I lived for several years in Pima County, Arizona....the Tucson region, and would occasionally go to the Phoenix region (Maricopa County). So my five observations.....since they've been in the election news so much.
1. Maricopa County is about the size of the northern third of the state of Alabama. Yeah, it's huge. Six of the ten major cities in the state....reside in Maricopa.
2. Population? 4.5-million. That's about sixty-percent of the state of Arizona.
3. Ethnic breakup of the county? 30-percent are Latino. 6-percent black. The rest....mostly white.
4. Jobs? Mostly service sector or the US government. There's just not that much in terms of industry.
5. There are 223 voting 'centers' in the county. So when they got to Tuesday and voting started up.....at roughly a quarter of these (60), all kinds of problems occurred.
If you had just five or six.....no one would say much and just fix the broken mess. But to have almost a quarter screwed up? It has to be either total incompetence or by design.
Telling people to go to another site? If you lived/worked in Mobile (SE corner of the county).....you'd have to drive to Gila Bend (a good 30 minute drive....one-way). If you were voting in Wintersberg, it'd be a good 15-minute drive to the next station, and hoping it wasn't screwed-up.

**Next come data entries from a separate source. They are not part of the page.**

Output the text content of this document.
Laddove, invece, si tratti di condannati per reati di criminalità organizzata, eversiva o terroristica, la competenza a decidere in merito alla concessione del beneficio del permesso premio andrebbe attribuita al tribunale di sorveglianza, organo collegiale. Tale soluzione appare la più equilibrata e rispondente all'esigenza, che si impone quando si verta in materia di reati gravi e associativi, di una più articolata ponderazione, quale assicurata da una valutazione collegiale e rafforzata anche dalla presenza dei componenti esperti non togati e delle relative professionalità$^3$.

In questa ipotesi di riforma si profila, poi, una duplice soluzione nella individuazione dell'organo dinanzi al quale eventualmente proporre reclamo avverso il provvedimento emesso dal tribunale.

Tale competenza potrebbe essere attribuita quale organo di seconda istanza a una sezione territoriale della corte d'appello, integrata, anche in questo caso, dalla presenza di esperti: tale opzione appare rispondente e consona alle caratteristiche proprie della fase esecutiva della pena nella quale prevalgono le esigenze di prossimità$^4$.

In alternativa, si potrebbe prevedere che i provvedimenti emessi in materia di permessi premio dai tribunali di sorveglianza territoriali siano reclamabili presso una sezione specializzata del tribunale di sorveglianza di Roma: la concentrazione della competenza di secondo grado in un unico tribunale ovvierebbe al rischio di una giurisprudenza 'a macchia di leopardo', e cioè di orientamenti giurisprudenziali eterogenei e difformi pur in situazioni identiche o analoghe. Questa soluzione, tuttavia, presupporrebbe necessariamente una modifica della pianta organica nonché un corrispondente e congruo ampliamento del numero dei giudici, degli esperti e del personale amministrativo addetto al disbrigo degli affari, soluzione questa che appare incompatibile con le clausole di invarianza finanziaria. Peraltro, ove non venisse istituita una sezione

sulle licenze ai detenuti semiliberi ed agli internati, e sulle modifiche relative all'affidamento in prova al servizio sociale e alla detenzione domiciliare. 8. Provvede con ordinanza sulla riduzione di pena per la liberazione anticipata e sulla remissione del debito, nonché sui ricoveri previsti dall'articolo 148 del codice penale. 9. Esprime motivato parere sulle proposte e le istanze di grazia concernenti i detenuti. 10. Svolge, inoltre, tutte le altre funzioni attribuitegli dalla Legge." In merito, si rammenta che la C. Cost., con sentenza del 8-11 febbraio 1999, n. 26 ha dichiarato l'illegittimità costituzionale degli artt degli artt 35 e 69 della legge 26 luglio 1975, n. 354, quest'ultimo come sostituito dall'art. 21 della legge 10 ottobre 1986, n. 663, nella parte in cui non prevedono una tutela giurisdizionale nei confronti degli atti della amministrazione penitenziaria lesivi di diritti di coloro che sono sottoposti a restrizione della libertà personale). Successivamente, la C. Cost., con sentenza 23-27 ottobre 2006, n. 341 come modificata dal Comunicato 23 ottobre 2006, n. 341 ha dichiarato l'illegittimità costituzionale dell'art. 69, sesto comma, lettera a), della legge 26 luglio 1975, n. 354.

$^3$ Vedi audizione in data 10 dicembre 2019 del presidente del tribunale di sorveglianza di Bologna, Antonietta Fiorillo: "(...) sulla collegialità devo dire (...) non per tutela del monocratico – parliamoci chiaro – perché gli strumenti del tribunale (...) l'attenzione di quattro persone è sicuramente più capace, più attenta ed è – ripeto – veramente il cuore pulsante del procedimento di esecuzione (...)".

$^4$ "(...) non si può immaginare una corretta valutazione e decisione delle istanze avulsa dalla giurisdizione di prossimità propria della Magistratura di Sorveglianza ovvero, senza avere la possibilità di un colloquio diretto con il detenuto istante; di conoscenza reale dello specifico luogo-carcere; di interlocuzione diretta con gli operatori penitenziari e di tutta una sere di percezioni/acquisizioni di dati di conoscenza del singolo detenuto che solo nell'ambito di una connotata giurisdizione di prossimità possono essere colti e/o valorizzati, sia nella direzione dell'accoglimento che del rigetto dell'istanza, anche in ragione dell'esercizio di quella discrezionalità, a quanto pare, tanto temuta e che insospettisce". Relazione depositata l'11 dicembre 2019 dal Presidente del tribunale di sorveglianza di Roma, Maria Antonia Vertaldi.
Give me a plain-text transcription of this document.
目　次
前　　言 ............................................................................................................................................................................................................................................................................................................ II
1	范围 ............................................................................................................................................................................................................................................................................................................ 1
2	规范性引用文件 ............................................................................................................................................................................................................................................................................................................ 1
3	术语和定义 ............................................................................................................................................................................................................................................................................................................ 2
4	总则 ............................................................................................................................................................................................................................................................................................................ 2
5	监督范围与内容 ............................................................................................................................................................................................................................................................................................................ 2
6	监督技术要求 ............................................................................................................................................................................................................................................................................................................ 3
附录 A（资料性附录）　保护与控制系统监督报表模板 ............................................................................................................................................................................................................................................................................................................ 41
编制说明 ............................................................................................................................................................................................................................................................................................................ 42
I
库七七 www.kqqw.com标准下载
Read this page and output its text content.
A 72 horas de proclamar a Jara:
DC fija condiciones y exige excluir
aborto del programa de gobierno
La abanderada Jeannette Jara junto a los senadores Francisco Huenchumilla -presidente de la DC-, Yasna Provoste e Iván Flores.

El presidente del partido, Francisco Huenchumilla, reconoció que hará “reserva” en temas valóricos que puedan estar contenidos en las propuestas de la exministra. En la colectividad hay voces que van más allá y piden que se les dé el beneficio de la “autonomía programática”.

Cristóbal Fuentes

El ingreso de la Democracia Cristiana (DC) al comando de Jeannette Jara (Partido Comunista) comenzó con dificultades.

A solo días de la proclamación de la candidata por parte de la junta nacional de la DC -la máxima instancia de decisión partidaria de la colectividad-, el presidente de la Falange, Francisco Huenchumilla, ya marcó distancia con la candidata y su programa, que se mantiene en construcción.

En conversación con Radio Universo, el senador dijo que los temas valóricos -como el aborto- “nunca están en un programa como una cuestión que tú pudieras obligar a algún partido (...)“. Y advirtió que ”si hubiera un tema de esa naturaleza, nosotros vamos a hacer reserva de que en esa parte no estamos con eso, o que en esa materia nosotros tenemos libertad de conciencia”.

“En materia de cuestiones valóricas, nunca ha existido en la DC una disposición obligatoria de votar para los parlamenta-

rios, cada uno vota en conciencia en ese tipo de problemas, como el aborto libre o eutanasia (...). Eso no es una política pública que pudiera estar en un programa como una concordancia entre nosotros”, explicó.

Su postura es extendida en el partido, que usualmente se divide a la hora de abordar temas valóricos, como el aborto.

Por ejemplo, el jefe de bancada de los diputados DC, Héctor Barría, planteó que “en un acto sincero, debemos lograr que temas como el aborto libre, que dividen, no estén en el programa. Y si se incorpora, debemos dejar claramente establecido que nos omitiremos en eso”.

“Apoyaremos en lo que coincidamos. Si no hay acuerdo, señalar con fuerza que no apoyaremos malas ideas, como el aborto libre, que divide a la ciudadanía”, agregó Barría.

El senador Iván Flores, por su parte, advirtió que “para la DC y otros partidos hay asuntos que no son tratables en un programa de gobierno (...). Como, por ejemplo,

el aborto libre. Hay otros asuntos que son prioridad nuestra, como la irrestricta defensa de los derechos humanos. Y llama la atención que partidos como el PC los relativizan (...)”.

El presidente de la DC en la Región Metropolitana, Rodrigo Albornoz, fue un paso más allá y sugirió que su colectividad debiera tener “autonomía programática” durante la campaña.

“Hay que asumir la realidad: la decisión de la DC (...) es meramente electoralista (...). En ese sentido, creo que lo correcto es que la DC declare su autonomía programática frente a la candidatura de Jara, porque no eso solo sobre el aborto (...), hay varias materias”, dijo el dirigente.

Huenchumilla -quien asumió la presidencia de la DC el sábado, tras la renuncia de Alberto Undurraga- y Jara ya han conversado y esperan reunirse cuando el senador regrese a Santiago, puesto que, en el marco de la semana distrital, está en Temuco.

My view? There's going to be lawyers involved and lawsuits by the end of this mess....with massive cases going to the State Supreme court. Damages? If you were forced to drive eighty miles round-trip.....I think the time and gas involved....ought to be on the state's pay-up list.
But all of this begs the question....are they really that stupid or incompetent at managing a one-day election every two years? Do we need to activate the state National Guard to run things because county officials can't do the job?